Llevar un diario puede llegar a convertirse en un ejercicio tautológico. El hábito de hablar de uno mismo a despecho de que al resto poco y nada le importe, puede terminar en una metódica posición en la que, o bien nos miramos el ombligo, o bien -como puede ocurrirnos frente al espejo- llegamos a evitarnos tanto o más que nuestros eventuales interlocutores. Empantanado en el segundo episodio, he llegado a producir (y reproducir) verdaderos viajes a partir de los cuales, con toda razón, se puede entrar a dudar de mis niveles o continuidad de consciencia.
Aquí el fragmento en cuestión, anclado a una máxima de esas para el bronce vomitado de los bacanales desesperados:
“Idea para un artículo:
LA MANO QUE ESCRIBE LA HISTORIA ES MÁS VIEJA QUE LA HISTORIA
Me enteré de Faulkner por un par de amigos que leyeron As I lay dying casi al mismo tiempo. Hablaban todo el tiempo de ello y se secreteaban con páginas y pasajes del particular entierro. La Romería del Espanto, fue mi conclusión cuando, por la curiosidad y la insistencia, leí el libro. Y es que ellos se secreteaban con ese objetivo: estaban tan alucinados con la historia, que sintieron el deseo de evangelizar a quien tuvieran cerca para compartir su alegría sin pudor ni explicaciones.
Quedé golpeado no sólo por la sorpresa, sino además por la desesperación de saberme indefenso. Entonces tenía cercanía con la intelectualidad y me empeñaba en eso, por supuesto, con más emoción que método.Fue un golpe del que jamás me recuperé. Fue mi primer contacto con los clásicos.
Años después, estando en Buenos Aires, comencé a escribir un cuento cuyo único sentido era explicar una frase -desarrollar su contenido- que poco o nada tenía de fundamento o sentido concreto: La mano que escribe la historia es más vieja que la historia. El relato fracasó justo después de acuñar la frase, un último párrafo sin más gloria que este antojo de soberbia.

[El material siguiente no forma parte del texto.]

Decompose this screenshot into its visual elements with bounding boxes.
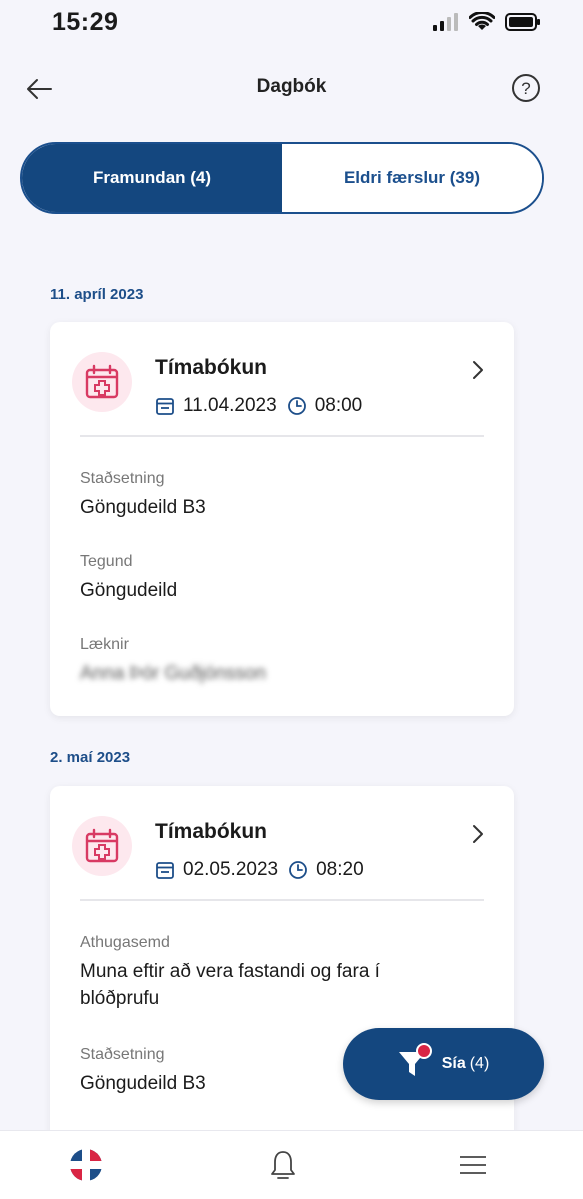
card-header: Tímabókun 02.05.2023 08:20 bbox=[72, 786, 484, 901]
header: Dagbók ? bbox=[0, 60, 583, 116]
field-note: Athugasemd Muna eftir að vera fastandi o… bbox=[80, 934, 460, 1012]
field-label: Staðsetning bbox=[80, 470, 165, 487]
chevron-right-icon bbox=[473, 361, 483, 379]
appointment-date: 02.05.2023 bbox=[183, 859, 279, 880]
svg-text:?: ? bbox=[521, 79, 530, 98]
filter-icon bbox=[398, 1043, 432, 1079]
status-bar: 15:29 bbox=[0, 0, 583, 48]
field-value: Göngudeild B3 bbox=[80, 497, 206, 518]
calendar-medical-icon bbox=[72, 352, 132, 412]
clock-icon bbox=[287, 397, 306, 415]
field-value: Göngudeild bbox=[80, 580, 178, 601]
status-time: 15:29 bbox=[52, 8, 119, 36]
appointment-date: 11.04.2023 bbox=[183, 395, 277, 416]
nav-notifications[interactable] bbox=[263, 1145, 303, 1185]
filter-button[interactable]: Sía (4) bbox=[343, 1028, 544, 1100]
calendar-icon bbox=[156, 398, 174, 415]
field-label: Athugasemd bbox=[80, 934, 170, 951]
appointment-datetime: 11.04.2023 08:00 bbox=[155, 395, 362, 417]
clock-icon bbox=[289, 861, 307, 879]
field-value: Muna eftir að vera fastandi og fara í bl… bbox=[80, 961, 380, 1009]
date-heading: 2. maí 2023 bbox=[50, 749, 131, 766]
card-title: Tímabókun bbox=[155, 820, 268, 843]
open-entry-button[interactable] bbox=[468, 358, 488, 382]
appointment-card[interactable]: Tímabókun 11.04.2023 08:00 Staðsetning G… bbox=[50, 322, 514, 716]
nav-home[interactable] bbox=[66, 1145, 106, 1185]
help-icon: ? bbox=[512, 74, 540, 102]
filter-active-badge bbox=[415, 1043, 432, 1059]
status-icons bbox=[433, 12, 541, 32]
tab-older-entries[interactable]: Eldri færslur (39) bbox=[282, 144, 542, 212]
chevron-right-icon bbox=[473, 825, 483, 843]
field-label: Staðsetning bbox=[80, 1046, 165, 1063]
filter-label: Sía bbox=[441, 1055, 466, 1072]
help-button[interactable]: ? bbox=[511, 73, 541, 103]
field-value-redacted: Anna Þór Guðjónsson bbox=[80, 663, 266, 684]
wifi-icon bbox=[469, 12, 495, 30]
signal-icon bbox=[433, 13, 458, 31]
appointment-time: 08:00 bbox=[314, 395, 363, 416]
home-logo-icon bbox=[70, 1149, 102, 1181]
field-doctor: Læknir Anna Þór Guðjónsson bbox=[80, 636, 266, 687]
open-entry-button[interactable] bbox=[468, 822, 488, 846]
bottom-nav bbox=[0, 1130, 583, 1199]
menu-icon bbox=[460, 1156, 486, 1174]
page-title: Dagbók bbox=[256, 76, 327, 97]
battery-icon bbox=[505, 13, 540, 31]
field-type: Tegund Göngudeild bbox=[80, 553, 177, 604]
field-location: Staðsetning Göngudeild B3 bbox=[80, 470, 206, 521]
tab-switcher: Framundan (4) Eldri færslur (39) bbox=[20, 142, 544, 214]
filter-count: (4) bbox=[469, 1055, 490, 1072]
nav-menu[interactable] bbox=[453, 1145, 493, 1185]
field-label: Tegund bbox=[80, 553, 133, 570]
field-location: Staðsetning Göngudeild B3 bbox=[80, 1046, 206, 1097]
bell-icon bbox=[271, 1151, 295, 1179]
calendar-icon bbox=[156, 862, 174, 879]
card-title: Tímabókun bbox=[155, 356, 268, 379]
date-heading: 11. apríl 2023 bbox=[50, 286, 144, 303]
calendar-medical-icon bbox=[72, 816, 132, 876]
appointment-time: 08:20 bbox=[316, 859, 364, 880]
field-label: Læknir bbox=[80, 636, 129, 653]
card-header: Tímabókun 11.04.2023 08:00 bbox=[72, 322, 484, 437]
appointment-datetime: 02.05.2023 08:20 bbox=[155, 859, 364, 881]
field-value: Göngudeild B3 bbox=[80, 1073, 206, 1094]
tab-upcoming[interactable]: Framundan (4) bbox=[22, 144, 282, 212]
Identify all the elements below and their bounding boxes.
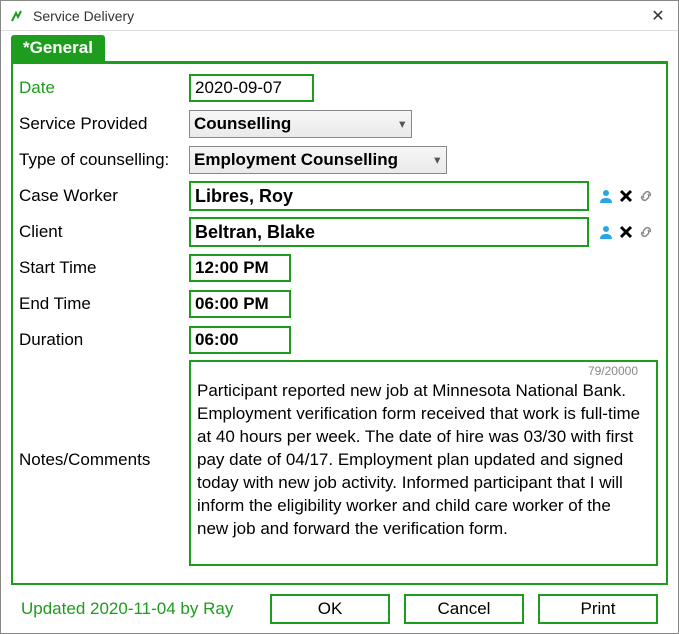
char-count: 79/20000: [588, 364, 638, 378]
clear-person-icon[interactable]: [617, 187, 635, 205]
tabbar: *General: [11, 35, 668, 61]
chevron-down-icon: ▾: [399, 118, 405, 131]
label-notes: Notes/Comments: [17, 360, 189, 566]
chevron-down-icon: ▾: [434, 154, 440, 167]
end-time-input[interactable]: [189, 290, 291, 318]
type-counselling-value: Employment Counselling: [194, 150, 398, 170]
person-icon[interactable]: [597, 187, 615, 205]
window-title: Service Delivery: [33, 8, 646, 24]
service-provided-select[interactable]: Counselling ▾: [189, 110, 412, 138]
type-counselling-select[interactable]: Employment Counselling ▾: [189, 146, 447, 174]
label-date: Date: [17, 78, 189, 98]
app-icon: [9, 8, 25, 24]
form-panel: Date Service Provided Counselling ▾: [11, 61, 668, 585]
notes-text: Participant reported new job at Minnesot…: [191, 362, 656, 547]
case-worker-input[interactable]: [189, 181, 589, 211]
link-icon[interactable]: [637, 223, 655, 241]
label-case-worker: Case Worker: [17, 186, 189, 206]
titlebar: Service Delivery ✕: [1, 1, 678, 31]
label-duration: Duration: [17, 330, 189, 350]
footer-bar: Updated 2020-11-04 by Ray OK Cancel Prin…: [11, 585, 668, 633]
notes-textarea[interactable]: 79/20000 Participant reported new job at…: [189, 360, 658, 566]
label-end-time: End Time: [17, 294, 189, 314]
tab-general[interactable]: *General: [11, 35, 105, 61]
label-type-counselling: Type of counselling:: [17, 150, 189, 170]
client-input[interactable]: [189, 217, 589, 247]
duration-input[interactable]: [189, 326, 291, 354]
label-service-provided: Service Provided: [17, 114, 189, 134]
start-time-input[interactable]: [189, 254, 291, 282]
status-text: Updated 2020-11-04 by Ray: [21, 599, 256, 619]
date-input[interactable]: [189, 74, 314, 102]
clear-person-icon[interactable]: [617, 223, 635, 241]
link-icon[interactable]: [637, 187, 655, 205]
print-button[interactable]: Print: [538, 594, 658, 624]
cancel-button[interactable]: Cancel: [404, 594, 524, 624]
service-provided-value: Counselling: [194, 114, 291, 134]
person-icon[interactable]: [597, 223, 615, 241]
service-delivery-window: Service Delivery ✕ *General Date Service…: [0, 0, 679, 634]
content-area: *General Date Service Provided Counselli…: [1, 31, 678, 633]
label-start-time: Start Time: [17, 258, 189, 278]
ok-button[interactable]: OK: [270, 594, 390, 624]
label-client: Client: [17, 222, 189, 242]
close-icon[interactable]: ✕: [646, 4, 670, 28]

Hoy, leyendo a Faulkner en inglés, teniendo en cuenta su legado, extensible a varios contemporáneos latinos y achacable a titanes como Bolaño o García Márquez -por ejemplo-, tiendo a creer, más aferrado a la intuición que al método, que el estadounidense ya pensaba en esto. La práctica de una genealogía en su obra, la documentación de una familia a través de sus debacles y la creación de una historia “oficial” de un territorio (que no existe, por lo demás) sentado en bases más bien belicosas y obituarias que solemnes, es justamente la clase de juicio que esconde la misma frase que escribí más arriba
Es más: el trabajo de Shakespeare con la realeza y su teatro de sombras e intrigas es, acaso, la protogenealogía de la que se sirvió Faulkner para construir su pedazo de país.
Otro punto para tomar en cuenta: al no sacar a sus habitantes de Yoknapathawpha, el nobel redujo el carácter épico que pudieran tener sus historias, quitándoles cualquier aspecto que invitara a pensar en la trascendencia. La historia, en mayor o menor medida, es un cómputo del Poder y su envergadura».